Scraping photos from Facebook groups


After becoming a (student) pilot, I joined some pilot Facebook groups. Looks a popular game among pilots is to give out a photo of a runway or airstrip, and then ask others to tell where it was taken. This "Name the airport" game acts as a way for the pilots to (gently) show off their experience, and also helps to start a conversation.

As a newbie, I don't have many chances to recognize where it is for most of the photos. But as a CV guy, maybe it's the time to test some old and new techniques in image search. For a newly posted photo, if we can get similar photos among the existing photos in the Facebook group, hopefully we can figure out where it is by reading the comments. And it's also a good opportunity to put up my (a lot of) old code for future references, and possibly open source for the community.

Then here comes the problem, how to scrape the photos from a Facebook group? The Graph API doesn't have an entrypoint for photos within a group. And some googling confirmed that [1][2]. So looks it's time to get our hammers and drills again, let's get chrome, curl, and awk to rock.


The basic idea is, to first manually get an HTML page consisting of links to all the photos in a group, and then use text processing tools to extract the FBIDs and do the scraping with curl. This page is easy to find at URLs like<GROUP_NAME>/photos/. Scroll down a bit until you hit the end. It may take one minute or so if the group has many photos, but it's much faster (and posts much less stress to the memory) compared with scrolling down the timeline of the group. After that, launch Chrome's developer tools, copy the source code from Elements tab to a file, say, photos.html. Don't use Source tab 'cause it's the "real" source code before all js and ajax works, and we want the code after the rendering.

Then things become easier. Easy grep will give you the FBIDs of the photos as well as links to the photo pages. The code is like

cat photos.html | grep -o '[0-9]*' | sort | uniq 

And then curl will scrape such photo pages, which contain the URLs to the actual images, to local disk. Given Facebook requires authentication if the group is not public, we need to use cookies to "pretend" our curl has been logged in. To get the cookies (actually the curl commandline directly), in the developer tools of Chrome, select Network tab, find the Facebook HTML page (refresh if you don't see it), right click and select "Copy as cURL". Paste it somewhere and you'll get a sense about how it works. The commandline is like (I replace my cookies with <COOKIES> for obvious reasons. You'll see your actual cookies on your machine)
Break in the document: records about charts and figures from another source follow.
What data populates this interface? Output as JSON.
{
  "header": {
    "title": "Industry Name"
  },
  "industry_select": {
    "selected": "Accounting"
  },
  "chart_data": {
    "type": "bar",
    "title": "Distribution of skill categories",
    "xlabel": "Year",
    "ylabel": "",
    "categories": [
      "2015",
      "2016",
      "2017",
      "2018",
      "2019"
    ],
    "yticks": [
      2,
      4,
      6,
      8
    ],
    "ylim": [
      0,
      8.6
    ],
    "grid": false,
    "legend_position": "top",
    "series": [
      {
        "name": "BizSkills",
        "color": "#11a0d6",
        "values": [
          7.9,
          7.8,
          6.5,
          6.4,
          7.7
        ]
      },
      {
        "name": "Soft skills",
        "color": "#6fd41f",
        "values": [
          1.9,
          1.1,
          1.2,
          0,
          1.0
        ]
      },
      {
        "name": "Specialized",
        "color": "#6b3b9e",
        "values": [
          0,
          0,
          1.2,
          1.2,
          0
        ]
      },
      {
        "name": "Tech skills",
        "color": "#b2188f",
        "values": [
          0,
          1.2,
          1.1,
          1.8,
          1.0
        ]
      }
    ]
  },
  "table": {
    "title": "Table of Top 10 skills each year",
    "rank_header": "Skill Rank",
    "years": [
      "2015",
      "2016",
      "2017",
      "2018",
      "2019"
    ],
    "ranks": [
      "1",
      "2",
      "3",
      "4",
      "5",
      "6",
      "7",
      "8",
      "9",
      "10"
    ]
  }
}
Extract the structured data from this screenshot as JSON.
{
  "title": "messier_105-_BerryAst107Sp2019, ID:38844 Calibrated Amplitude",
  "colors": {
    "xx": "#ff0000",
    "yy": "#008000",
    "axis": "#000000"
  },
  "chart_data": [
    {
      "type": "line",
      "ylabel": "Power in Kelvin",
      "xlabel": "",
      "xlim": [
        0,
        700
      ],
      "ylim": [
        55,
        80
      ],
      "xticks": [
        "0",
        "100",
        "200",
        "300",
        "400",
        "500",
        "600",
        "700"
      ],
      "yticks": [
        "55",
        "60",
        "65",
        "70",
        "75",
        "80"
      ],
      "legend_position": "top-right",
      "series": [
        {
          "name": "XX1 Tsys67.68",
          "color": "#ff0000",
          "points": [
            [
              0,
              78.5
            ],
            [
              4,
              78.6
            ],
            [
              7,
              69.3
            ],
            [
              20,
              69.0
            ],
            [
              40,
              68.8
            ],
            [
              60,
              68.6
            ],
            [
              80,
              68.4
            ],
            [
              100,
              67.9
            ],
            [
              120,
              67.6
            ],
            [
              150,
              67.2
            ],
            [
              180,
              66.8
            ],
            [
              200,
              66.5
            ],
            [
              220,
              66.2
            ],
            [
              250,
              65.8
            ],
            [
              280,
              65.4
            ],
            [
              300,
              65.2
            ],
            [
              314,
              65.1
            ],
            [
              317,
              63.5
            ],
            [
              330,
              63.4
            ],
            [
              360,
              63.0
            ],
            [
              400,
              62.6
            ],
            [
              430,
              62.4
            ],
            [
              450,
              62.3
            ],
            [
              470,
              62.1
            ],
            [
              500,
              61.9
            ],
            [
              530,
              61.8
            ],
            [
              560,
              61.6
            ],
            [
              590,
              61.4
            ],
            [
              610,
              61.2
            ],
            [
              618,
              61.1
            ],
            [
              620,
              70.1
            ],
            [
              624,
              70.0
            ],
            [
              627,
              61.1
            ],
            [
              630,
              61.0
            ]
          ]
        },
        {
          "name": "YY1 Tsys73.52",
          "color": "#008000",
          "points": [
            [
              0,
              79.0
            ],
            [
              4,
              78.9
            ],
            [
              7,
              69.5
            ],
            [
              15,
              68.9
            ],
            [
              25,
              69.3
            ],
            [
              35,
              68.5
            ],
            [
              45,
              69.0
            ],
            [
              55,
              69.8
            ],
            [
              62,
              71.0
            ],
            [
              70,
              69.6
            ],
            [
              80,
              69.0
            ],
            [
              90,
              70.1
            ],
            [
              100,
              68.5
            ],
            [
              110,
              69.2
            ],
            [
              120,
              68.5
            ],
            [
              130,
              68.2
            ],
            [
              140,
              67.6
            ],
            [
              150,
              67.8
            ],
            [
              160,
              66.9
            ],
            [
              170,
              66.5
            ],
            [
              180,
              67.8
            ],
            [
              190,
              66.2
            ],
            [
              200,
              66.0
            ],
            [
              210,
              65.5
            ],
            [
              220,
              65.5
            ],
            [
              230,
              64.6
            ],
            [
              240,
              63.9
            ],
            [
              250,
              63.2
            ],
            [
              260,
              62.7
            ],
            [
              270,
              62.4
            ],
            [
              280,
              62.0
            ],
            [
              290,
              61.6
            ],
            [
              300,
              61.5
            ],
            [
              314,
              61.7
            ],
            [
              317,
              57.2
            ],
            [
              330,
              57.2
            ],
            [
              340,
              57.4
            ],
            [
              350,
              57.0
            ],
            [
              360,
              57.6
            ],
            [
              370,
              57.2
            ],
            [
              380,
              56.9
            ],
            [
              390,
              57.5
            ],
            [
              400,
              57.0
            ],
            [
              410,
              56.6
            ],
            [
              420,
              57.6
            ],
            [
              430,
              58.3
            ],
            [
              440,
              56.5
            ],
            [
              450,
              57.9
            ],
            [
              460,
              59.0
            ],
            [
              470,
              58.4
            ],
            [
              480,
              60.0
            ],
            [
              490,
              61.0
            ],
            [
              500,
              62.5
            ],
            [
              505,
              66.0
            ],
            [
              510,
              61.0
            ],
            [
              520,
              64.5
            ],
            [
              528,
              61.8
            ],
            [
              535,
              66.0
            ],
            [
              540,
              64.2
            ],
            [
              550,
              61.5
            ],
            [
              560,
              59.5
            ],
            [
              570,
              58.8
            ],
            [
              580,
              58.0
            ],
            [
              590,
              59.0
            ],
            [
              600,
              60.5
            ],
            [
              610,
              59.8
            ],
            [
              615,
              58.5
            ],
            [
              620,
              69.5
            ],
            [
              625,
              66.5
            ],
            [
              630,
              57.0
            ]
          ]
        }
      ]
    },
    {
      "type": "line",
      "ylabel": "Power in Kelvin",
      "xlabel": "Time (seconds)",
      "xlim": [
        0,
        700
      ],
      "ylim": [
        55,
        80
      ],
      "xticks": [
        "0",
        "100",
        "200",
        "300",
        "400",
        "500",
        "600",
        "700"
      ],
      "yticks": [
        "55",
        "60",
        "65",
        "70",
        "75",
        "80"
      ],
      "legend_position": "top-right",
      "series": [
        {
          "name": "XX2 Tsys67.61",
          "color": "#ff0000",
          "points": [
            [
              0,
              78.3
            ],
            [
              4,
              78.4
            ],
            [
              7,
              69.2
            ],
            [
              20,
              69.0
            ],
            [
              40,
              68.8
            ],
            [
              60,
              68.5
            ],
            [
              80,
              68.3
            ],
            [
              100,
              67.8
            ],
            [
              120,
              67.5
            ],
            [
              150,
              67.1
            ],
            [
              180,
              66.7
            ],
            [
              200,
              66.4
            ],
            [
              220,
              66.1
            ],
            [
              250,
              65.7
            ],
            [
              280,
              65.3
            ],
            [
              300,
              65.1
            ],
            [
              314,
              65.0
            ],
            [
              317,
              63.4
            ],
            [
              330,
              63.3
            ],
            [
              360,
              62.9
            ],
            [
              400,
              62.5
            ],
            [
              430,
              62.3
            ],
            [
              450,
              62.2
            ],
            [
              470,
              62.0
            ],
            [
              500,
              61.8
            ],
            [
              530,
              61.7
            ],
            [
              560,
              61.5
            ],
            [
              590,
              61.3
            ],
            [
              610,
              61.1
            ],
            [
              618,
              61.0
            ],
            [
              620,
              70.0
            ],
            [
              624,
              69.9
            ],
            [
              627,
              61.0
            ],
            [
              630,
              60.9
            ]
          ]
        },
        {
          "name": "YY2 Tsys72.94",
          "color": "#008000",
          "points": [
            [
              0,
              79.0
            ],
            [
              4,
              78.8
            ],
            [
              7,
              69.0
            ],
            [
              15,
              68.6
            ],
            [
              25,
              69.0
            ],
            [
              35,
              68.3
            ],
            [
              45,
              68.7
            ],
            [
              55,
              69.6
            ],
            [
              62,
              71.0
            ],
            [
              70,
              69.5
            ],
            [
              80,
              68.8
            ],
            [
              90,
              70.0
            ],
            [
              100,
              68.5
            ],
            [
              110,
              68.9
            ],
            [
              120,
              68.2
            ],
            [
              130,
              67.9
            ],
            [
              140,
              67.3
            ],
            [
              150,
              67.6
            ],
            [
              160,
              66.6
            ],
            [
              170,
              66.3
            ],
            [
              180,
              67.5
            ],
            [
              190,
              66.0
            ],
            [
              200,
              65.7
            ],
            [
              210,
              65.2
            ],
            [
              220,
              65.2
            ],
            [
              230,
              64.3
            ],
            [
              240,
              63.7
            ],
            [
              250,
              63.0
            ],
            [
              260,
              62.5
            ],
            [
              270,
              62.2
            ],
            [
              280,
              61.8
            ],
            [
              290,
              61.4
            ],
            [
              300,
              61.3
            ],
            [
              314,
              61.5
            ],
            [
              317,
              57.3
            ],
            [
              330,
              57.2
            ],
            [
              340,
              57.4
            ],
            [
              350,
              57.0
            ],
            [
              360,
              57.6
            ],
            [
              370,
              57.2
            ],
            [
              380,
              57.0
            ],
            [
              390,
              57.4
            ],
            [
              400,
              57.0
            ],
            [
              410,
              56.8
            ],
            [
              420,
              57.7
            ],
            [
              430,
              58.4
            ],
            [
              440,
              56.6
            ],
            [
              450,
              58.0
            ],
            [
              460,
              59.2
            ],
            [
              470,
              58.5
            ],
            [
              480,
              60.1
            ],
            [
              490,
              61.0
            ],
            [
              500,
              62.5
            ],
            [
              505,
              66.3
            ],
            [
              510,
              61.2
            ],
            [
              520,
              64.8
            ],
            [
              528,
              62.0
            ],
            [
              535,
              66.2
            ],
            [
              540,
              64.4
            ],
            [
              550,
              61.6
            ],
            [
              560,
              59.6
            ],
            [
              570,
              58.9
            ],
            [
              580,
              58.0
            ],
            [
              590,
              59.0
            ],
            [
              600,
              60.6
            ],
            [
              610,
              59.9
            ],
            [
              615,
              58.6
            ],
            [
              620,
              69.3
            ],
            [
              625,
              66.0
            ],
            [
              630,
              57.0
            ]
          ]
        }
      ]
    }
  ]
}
curl '' -H 'accept-encoding: gzip,deflate,sdch' -H 'accept-language: en-US,zh-CN;q=0.8' -H 'user-agent: Mozilla/5.0 (Macintosh; Intel Mac OS X 10_9_3) AppleWebKit/537.36 (KHTML, like Gecko) Chrome/35.0.1916.153 Safari/537.36' -H 'accept: text/html,application/xhtml+xml,application/xml;q=0.9,image/webp,*/*;q=0.8' -H 'cache-control: max-age=0' -H '<COOKIES>' --compressed

awk will help generate batch scraping scripts from the URLs and the curl template. Remember printf is your friend. You may also need -o option for curl to specify the output file names. Alternatively, I used vim, grep and paste to interactively (instead of fully automatically like pure awk does) generate the script.

Execute the script to download a bunch of HTML files. I use a single thread, scraping at around one page per second, and Facebook didn't ban me. After that, you'll find the image URL and the download link are waiting for you in each scraped page. Simple grep will do the trick to extract them.

grep -o 'fbPhotoImage" src="https[^""]*.jpg"' *.html | sed 's/fbPhotoImage" src=//' | sed 's/"//g' | sed "s/\.html:/ /" | tee urls.txt

Then curl/wget the photos, with xargs -P or whatever you like. I did single threading here again and wasn't banned by Facebook. Not sure whether it violates the user terms though.

Future work and lessons learned

I scraped like 3000 photos from the group, and now extending the image search engine proposed in my new ECCV paper to index them. Still tuning... Hope it helps me to enjoy the game more. ;) Some lessons learned:

  • bash (the whole toolchain) is your friend
  • Put your code on github, and git submodule add will add reference to it with dependency resolving like a charm. I use it for my search engine builing, with header only C++ code.